Zhang's team is now tasked to reinforce outer-fences for the camps of Ghanaian peacekeepers. To ensure that all team members can have Yuanxiao, a traditional Chinese snack for the festival, Sun Zhi, the team leader, had made good preparations.

Peng Shoucong, another Chinese peacekeeper, told Xinhua that it is his fifth time to come to Lebanon for UN peacekeeping mission, and the third time for him to spend the Spring Festival and the Lantern Festival in the country.

When he was to leave home for the mission, his daughter clinched his legs and would not let him go. He said he misses his family very much.

LANTERN FESTIVAL CELEBRATED OVERSEAS

Grand Lantern Festival celebrations are deeply rooted in China's history, traditions and customs for thousands of years. To date, the time-honored festival has evolved into a globalized cultural feast beyond borders.

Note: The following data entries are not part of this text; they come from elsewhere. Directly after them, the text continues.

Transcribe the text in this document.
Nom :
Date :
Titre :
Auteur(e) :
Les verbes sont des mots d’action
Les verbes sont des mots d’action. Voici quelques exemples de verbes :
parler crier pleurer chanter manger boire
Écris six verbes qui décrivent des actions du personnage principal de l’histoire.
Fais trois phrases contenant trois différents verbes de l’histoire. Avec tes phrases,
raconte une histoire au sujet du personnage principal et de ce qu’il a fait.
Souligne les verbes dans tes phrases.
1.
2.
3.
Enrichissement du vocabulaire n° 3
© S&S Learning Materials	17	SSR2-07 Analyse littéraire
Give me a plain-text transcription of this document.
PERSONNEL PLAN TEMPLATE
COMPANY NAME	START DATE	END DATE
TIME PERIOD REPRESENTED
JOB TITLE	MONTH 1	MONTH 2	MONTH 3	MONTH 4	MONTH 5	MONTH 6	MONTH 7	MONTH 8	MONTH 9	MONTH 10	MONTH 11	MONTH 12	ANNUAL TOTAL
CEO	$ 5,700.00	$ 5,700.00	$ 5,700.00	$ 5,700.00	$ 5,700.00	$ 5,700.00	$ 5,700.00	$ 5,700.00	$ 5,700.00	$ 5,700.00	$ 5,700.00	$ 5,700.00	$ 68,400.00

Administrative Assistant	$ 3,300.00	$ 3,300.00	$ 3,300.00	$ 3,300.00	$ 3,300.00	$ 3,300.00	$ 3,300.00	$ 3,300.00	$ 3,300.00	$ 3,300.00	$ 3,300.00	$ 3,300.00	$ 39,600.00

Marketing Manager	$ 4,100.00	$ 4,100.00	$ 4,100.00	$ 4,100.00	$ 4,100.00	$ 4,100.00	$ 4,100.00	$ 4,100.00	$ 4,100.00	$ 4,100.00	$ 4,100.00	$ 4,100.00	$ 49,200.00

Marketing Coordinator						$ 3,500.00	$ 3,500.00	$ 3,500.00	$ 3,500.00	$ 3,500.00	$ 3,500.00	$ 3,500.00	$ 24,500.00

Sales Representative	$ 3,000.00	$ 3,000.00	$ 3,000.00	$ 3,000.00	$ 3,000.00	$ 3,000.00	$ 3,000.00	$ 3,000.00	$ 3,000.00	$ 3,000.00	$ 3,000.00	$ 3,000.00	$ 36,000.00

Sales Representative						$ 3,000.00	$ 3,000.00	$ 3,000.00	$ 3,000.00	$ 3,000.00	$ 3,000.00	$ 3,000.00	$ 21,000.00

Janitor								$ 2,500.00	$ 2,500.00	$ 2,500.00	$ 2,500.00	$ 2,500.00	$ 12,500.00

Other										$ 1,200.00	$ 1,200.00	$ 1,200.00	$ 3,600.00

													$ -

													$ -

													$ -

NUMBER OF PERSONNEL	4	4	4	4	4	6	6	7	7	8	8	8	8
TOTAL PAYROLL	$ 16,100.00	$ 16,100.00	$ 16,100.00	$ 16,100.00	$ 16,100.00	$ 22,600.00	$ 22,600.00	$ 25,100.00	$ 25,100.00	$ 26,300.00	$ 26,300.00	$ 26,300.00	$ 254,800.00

Thousands of miles away from China, Chinese opera artists from Chongqing made debuts Monday evening of classic Sichuan Opera and celebrated the Lantern Festival at the northernmost art center in Scotland's Lerwick.

Young performers performed several classic episodes of Sichuan Opera at Mareel, the most northerly music, cinema and creative industries center in Britain on Monday evening.

Performers first exhibited some highlights of the 300-year-old Sichuan Opera, one of the oldest local operas in China, including the five types of characters and various kinds of performing techniques, costumes and music.

They entertained the audience with their wonderful performance and humoristic facial expressions and words, and won warm applause and cheering.

In central Auckland of New Zealand, the annual Auckland Lantern Festival presents 800 lanterns on a showground, attracting a large number of visitors.

The Lantern Festival, moved from city center to a nearby spacious park for the first time in 16 years, includes the focus figure of monkey as China entered the Year of the Monkey on Feb. 8.

"It brings a new dimension to this cultural venue, strengthens the notion that celebrating the Chinese New Year has become a very important part of New Zealand calendar," Chinese Ambassador Wang Lutong said.

Auckland Mayor Len Brown called on all Auckland people to show up at the event.

The festival organizers set up a 100-meter-long arcade for Asian food vendors, making it one of the busiest spots in the venue.

Lantern Festival has become one of the most popular gatherings in Auckland with over 170,000 people turning up for one weekend last year, showcasing a multicultural fusion in a city with 25 percent of its population being of Asian origin.

Not just a symbolic mark in the Chinese calendar, the festival also demonstrates the essence of ancient Chinese civilization and the long-cherished family values held not only by the Chinese people, but also by people all over the world.